During the town hall, he spoke about the state of the Army, where it's at, and where it's headed in respect to its current image, physical fitness standards, deployment readiness, promotions, drawdown, recruiting, gender integration, Soldier for Life, civilian certification, and credentialing of Army occupations, among other hot topics.

He then encouraged Soldiers to ask questions on any topic.

"You can ask anything you want," he said. "Everything you ask me - unfiltered, they will read; the CSA and Army secretary are very interested in seeing my travel reports."

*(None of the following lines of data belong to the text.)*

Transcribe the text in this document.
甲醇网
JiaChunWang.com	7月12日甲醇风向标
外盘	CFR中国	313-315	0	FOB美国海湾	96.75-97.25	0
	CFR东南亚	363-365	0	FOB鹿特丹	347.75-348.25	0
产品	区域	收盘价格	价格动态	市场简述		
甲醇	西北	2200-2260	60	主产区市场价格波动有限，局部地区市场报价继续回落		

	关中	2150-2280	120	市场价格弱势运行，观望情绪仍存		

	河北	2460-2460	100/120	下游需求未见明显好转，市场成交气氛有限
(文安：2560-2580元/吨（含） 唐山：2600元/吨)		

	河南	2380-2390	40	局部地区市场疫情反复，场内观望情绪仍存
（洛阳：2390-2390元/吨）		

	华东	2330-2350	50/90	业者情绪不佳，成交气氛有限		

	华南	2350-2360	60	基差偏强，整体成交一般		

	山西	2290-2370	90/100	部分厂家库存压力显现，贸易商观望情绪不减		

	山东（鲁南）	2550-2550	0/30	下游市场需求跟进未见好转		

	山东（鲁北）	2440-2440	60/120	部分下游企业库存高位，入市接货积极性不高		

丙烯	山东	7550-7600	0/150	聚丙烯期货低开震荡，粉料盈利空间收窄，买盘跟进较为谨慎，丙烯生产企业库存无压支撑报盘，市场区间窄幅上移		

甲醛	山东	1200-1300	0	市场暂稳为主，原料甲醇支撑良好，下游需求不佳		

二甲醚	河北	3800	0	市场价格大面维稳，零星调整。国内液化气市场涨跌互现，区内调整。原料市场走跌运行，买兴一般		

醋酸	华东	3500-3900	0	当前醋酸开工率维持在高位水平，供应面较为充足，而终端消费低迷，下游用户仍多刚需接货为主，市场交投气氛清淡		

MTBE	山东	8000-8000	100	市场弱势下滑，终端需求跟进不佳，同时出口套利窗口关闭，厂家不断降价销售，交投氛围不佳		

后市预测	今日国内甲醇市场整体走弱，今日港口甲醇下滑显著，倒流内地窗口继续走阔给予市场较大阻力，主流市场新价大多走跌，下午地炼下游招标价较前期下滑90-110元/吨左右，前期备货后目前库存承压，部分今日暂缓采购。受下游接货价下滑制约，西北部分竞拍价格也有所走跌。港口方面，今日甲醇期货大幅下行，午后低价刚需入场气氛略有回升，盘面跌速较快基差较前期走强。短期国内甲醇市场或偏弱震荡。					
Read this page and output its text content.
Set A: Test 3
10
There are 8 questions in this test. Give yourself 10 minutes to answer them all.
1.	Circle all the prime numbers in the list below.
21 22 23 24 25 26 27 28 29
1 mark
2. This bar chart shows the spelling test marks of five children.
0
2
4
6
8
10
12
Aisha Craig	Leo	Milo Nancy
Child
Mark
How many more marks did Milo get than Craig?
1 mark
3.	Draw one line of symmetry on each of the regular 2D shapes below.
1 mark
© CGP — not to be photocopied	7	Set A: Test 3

Sgt. 1st Class Christopher Cazinha, a mortar platoon sergeant at 2nd Battalion, 22nd Infantry Regiment, 1st Brigade Combat Team, 10th Mountain Division, and a former recruiter, asked Dailey to address the troubles he saw in recruiting and how they could affect unit readiness.

Dailey said he thinks the future is bright for the Army's recruiting efforts and believes that the drastic changes in leadership and culture has been its greatest contribution.

"I wanted to know if there would be any changes in the recruiting atmosphere in how we recruit for Soldiers," Cazinha said. "In the end, I think he hit it. It felt good [to ask him]."

Other Soldiers asked about tougher physical fitness test standards, the new maternity leave policy and possible additions to it, and anticipated changes to the Sexual Harassment/Assault Response and Prevention Program, or SHARP, policy.

Before departing, Dailey charged the Soldiers with the responsibility of helping enhance the Army's perception as the most trusted organization in America.

During his visit, Dailey visited Soldiers within the Noncommissioned Officer's Academy; SHARP program; Soldier for Life Transition Assistance Program; 1st Brigade Combat Team Dining Facility; and a group of new Soldiers during inprocessing. As Dailey toured the base, he said he couldn't be prouder of it and the community around it.

"I've had a long history of tough fighting alongside 10th Mountain Division Soldiers," he said. "The division, with its traditions and honor, is greatly respected. It is not the Army's base. It's the community's base because outside these gates, they've got our back."